İmtihan Bilinci ve “Radikal Mistisizm”
Son zamanlarda, dinin sahih bir şekilde öğrenilmesi ve hayata aktarılması bağlamında birçok hususun, acı fakat anlamlı ibret tablolarının eşliğinde, gündemsiz ve mecalsiz müslümanlara kirli ve bulanık bir gündem olarak dayatıldığına şahit olmaktayız.
Belki de bu çiğ ve işlenmemiş görüntü özellikle son yıllarda daha da belirginleşen kirlenme, yozlaşma, kargaşa, çürümüşlük, kokuşmuşluk ve düşkünlük gibi olumsuzlukların bütün toplumsal katmanlara yayıldığını, vahyi özden yoksun her türlü telakkinin bağrına çöreklendiğini de izhar ve afişe etmektedir. Fakat ne yazık ki kitleler bazında sağlıklı bir değerlendirme, tenkid ve analiz etme, ayrıştırma gibi hassaların olmaması gelişmeleri her geçen gün bir kör döğüşüne dönüştürmekte; ileriye yönelik kalıcı ve muslih bir fayda hasıl olmamaktadır.
Yeri gelmişken bu panorama dahilinde bizce şu soru sorulmalıdır: Suçlu veya en çok suçlu kimdir? Aldanan/aldatılan insanlar mı? Politikacılar mı? Medya mı? Bu marazlı ve aşınmış değerleri, münharif anlayışları yüz yıllar ötesinden bu topluma armağan edenler mi? Eğitimsizlik ve cehalet bataklığında yüzen, din diye hurafelere bile dört elle sarılan zavallılar mı? Çok yüzlü sahtekarlar mı? Bu oluşumlardan çıkar uman ve ellerini ovuşturarak seyreden statükocular, emperyalistler ve egemen güçler mi? Samirîler mi? insanlara evlerde, kurslarda, okullarda hatta gazete, radyo ve televizyonlarda din adına 'eciş-bücüş' bilgiler aktaranlar mı? Kur'an'a ve mücadeleye çağıran müslümanları yıllardır suçlayan, töhmet altında bırakan, sahih anlayış ve oluşumlara bilerek ya da bilmeyerek ket vuran ve hâlâ aymazlıklarını erdem kabul edebilen "İslami bilinç ve duyarlılığı yüksek kabul edilen" çevreler mi? İçine kapanan, küsen, artık yeterince çabalayıp çırpınmayan, ıslaha ve arınmaya çağırmaktan yorulan (!) Allah erleri mi? Yoksa sistemin bizzat kendisi mi?

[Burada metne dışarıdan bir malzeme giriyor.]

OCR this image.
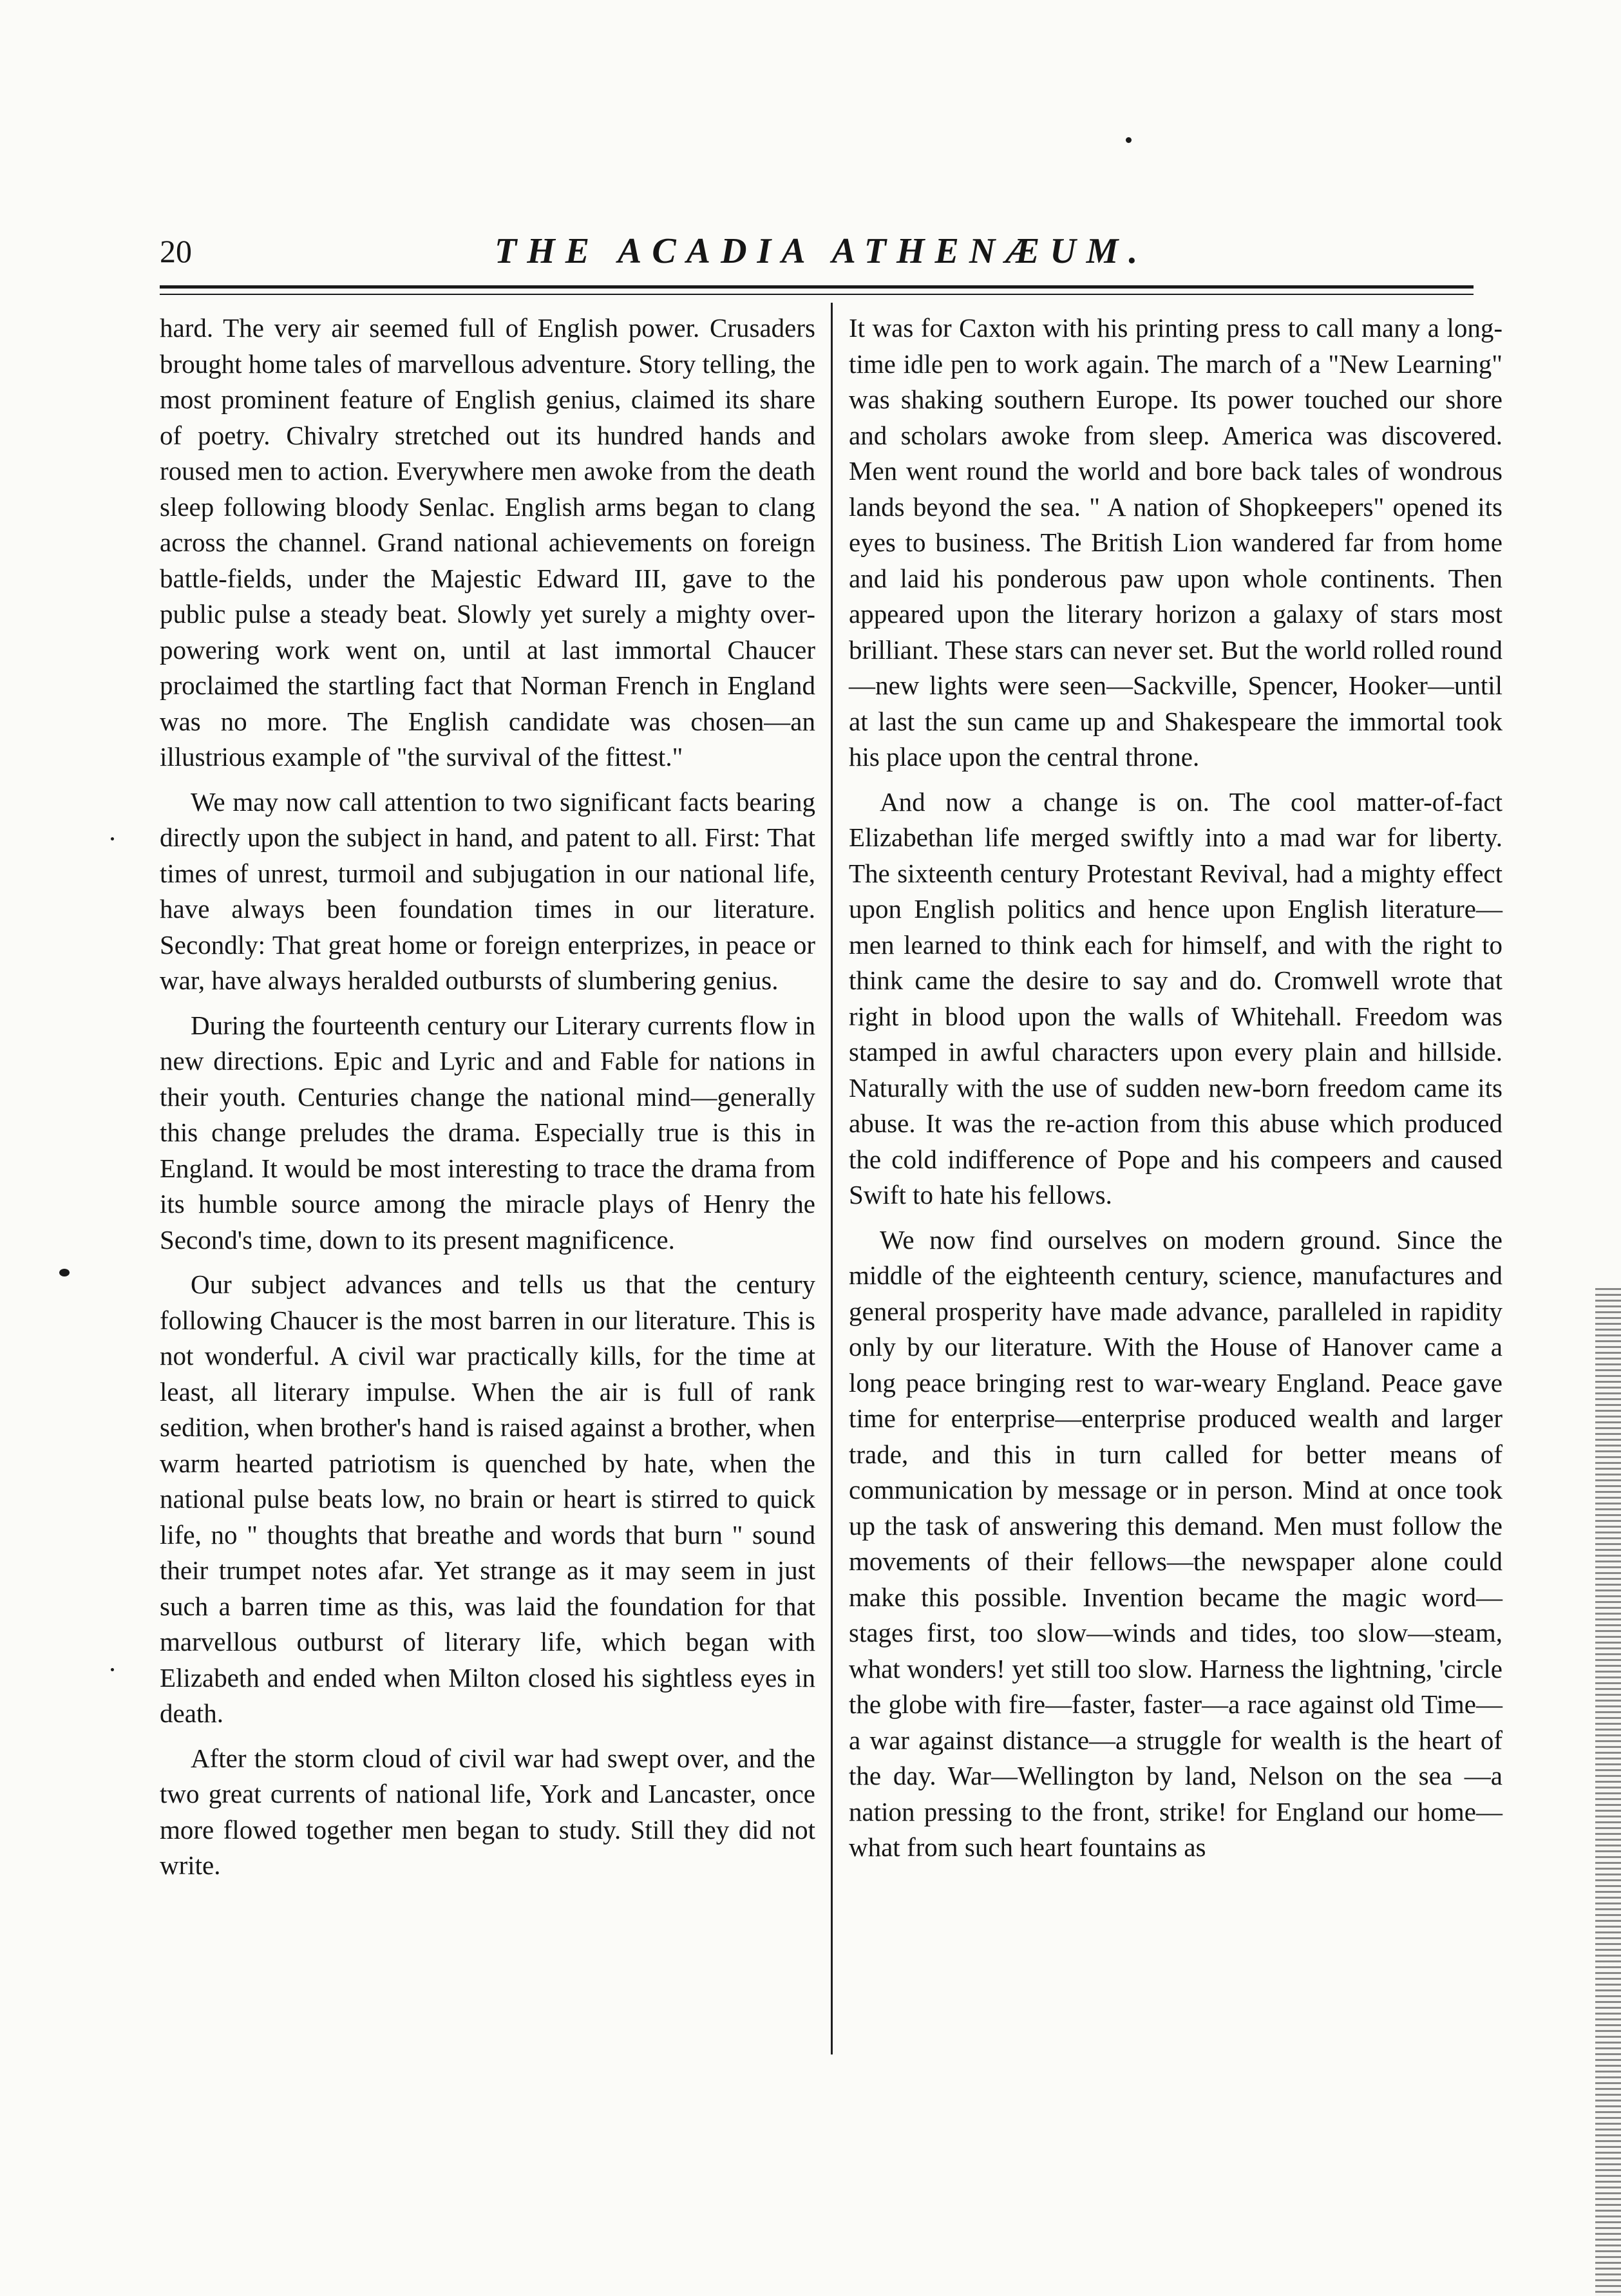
20	THE ACADIA ATHENÆUM.

hard. The very air seemed full of English power. Crusaders brought home tales of marvellous adventure. Story telling, the most prominent feature of English genius, claimed its share of poetry. Chivalry stretched out its hundred hands and roused men to action. Everywhere men awoke from the death sleep following bloody Senlac. English arms began to clang across the channel. Grand national achievements on foreign battle-fields, under the Majestic Edward III, gave to the public pulse a steady beat. Slowly yet surely a mighty over-powering work went on, until at last immortal Chaucer proclaimed the startling fact that Norman French in England was no more. The English candidate was chosen—an illustrious example of "the survival of the fittest."

We may now call attention to two significant facts bearing directly upon the subject in hand, and patent to all. First: That times of unrest, turmoil and subjugation in our national life, have always been foundation times in our literature. Secondly: That great home or foreign enterprizes, in peace or war, have always heralded outbursts of slumbering genius.

During the fourteenth century our Literary currents flow in new directions. Epic and Lyric and and Fable for nations in their youth. Centuries change the national mind—generally this change preludes the drama. Especially true is this in England. It would be most interesting to trace the drama from its humble source among the miracle plays of Henry the Second's time, down to its present magnificence.

Our subject advances and tells us that the century following Chaucer is the most barren in our literature. This is not wonderful. A civil war practically kills, for the time at least, all literary impulse. When the air is full of rank sedition, when brother's hand is raised against a brother, when warm hearted patriotism is quenched by hate, when the national pulse beats low, no brain or heart is stirred to quick life, no " thoughts that breathe and words that burn " sound their trumpet notes afar. Yet strange as it may seem in just such a barren time as this, was laid the foundation for that marvellous outburst of literary life, which began with Elizabeth and ended when Milton closed his sightless eyes in death.

After the storm cloud of civil war had swept over, and the two great currents of national life, York and Lancaster, once more flowed together men began to study. Still they did not write.

It was for Caxton with his printing press to call many a long-time idle pen to work again. The march of a "New Learning" was shaking southern Europe. Its power touched our shore and scholars awoke from sleep. America was discovered. Men went round the world and bore back tales of wondrous lands beyond the sea. " A nation of Shopkeepers" opened its eyes to business. The British Lion wandered far from home and laid his ponderous paw upon whole continents. Then appeared upon the literary horizon a galaxy of stars most brilliant. These stars can never set. But the world rolled round—new lights were seen—Sackville, Spencer, Hooker—until at last the sun came up and Shakespeare the immortal took his place upon the central throne.

And now a change is on. The cool matter-of-fact Elizabethan life merged swiftly into a mad war for liberty. The sixteenth century Protestant Revival, had a mighty effect upon English politics and hence upon English literature—men learned to think each for himself, and with the right to think came the desire to say and do. Cromwell wrote that right in blood upon the walls of Whitehall. Freedom was stamped in awful characters upon every plain and hillside. Naturally with the use of sudden new-born freedom came its abuse. It was the re-action from this abuse which produced the cold indifference of Pope and his compeers and caused Swift to hate his fellows.

We now find ourselves on modern ground. Since the middle of the eighteenth century, science, manufactures and general prosperity have made advance, paralleled in rapidity only by our literature. With the House of Hanover came a long peace bringing rest to war-weary England. Peace gave time for enterprise—enterprise produced wealth and larger trade, and this in turn called for better means of communication by message or in person. Mind at once took up the task of answering this demand. Men must follow the movements of their fellows—the newspaper alone could make this possible. Invention became the magic word—stages first, too slow—winds and tides, too slow—steam, what wonders! yet still too slow. Harness the lightning, 'circle the globe with fire—faster, faster—a race against old Time—a war against distance—a struggle for wealth is the heart of the day. War—Wellington by land, Nelson on the sea —a nation pressing to the front, strike! for England our home—what from such heart fountains as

Aysbergin şimdiye kadar görünen ucu en çok neyi, kimi işaret ediyor acaba?...
İslam, insanları vahyin aydınlık ve muhkem nasları doğrultusunda dönüştüren, zulumâttan nura, cahiliyeden temiz bir benliğe kavuşturan bir dindir. Peygamberlerin gönderiliş amacı da budur. Yüce Allah, insanları anlamlılığa, erdemliliğe, hak ve adalete, tevhide, sahih inanç ve salih amele çağırmaktadır. İnsanların üzerindeki, boyunlarındaki, sırtlarındaki her türlü olumsuz yük ve zincir böylece atılmak, kırılmak istenmekte, insanlar bu eksende gerçekleşecek bir uyanış, arınış, silkiniş, diriliş ve direnişe, kısacası makbul ve muteber bir "özgürleşme" anlayışına davet edilmektedirler. Vahiy bu hususların hepsinde imamdır, yol göstericidir. Vahiyden beslenmeyen, ilahi mesajdan uzak anlayışların tıknazlık, ufuksuzluk, aşınmışlık, kirlilik ve yetersizlikle ma'lül olmaları muhakkaktır ve bu noktada fazlaca şaşırmamak gerekmektedir. Belki de en çok düşünmesi, ders alması ve özeleştiri yapması gerekenler kendilerini sahih bir İslami çizgiye nisbet eden insanlar ve çevrelerdir. Zira kendini lafzen İslam'a ve Kur'an'a izafe etmek hiçbir şeyi halletmemektedir.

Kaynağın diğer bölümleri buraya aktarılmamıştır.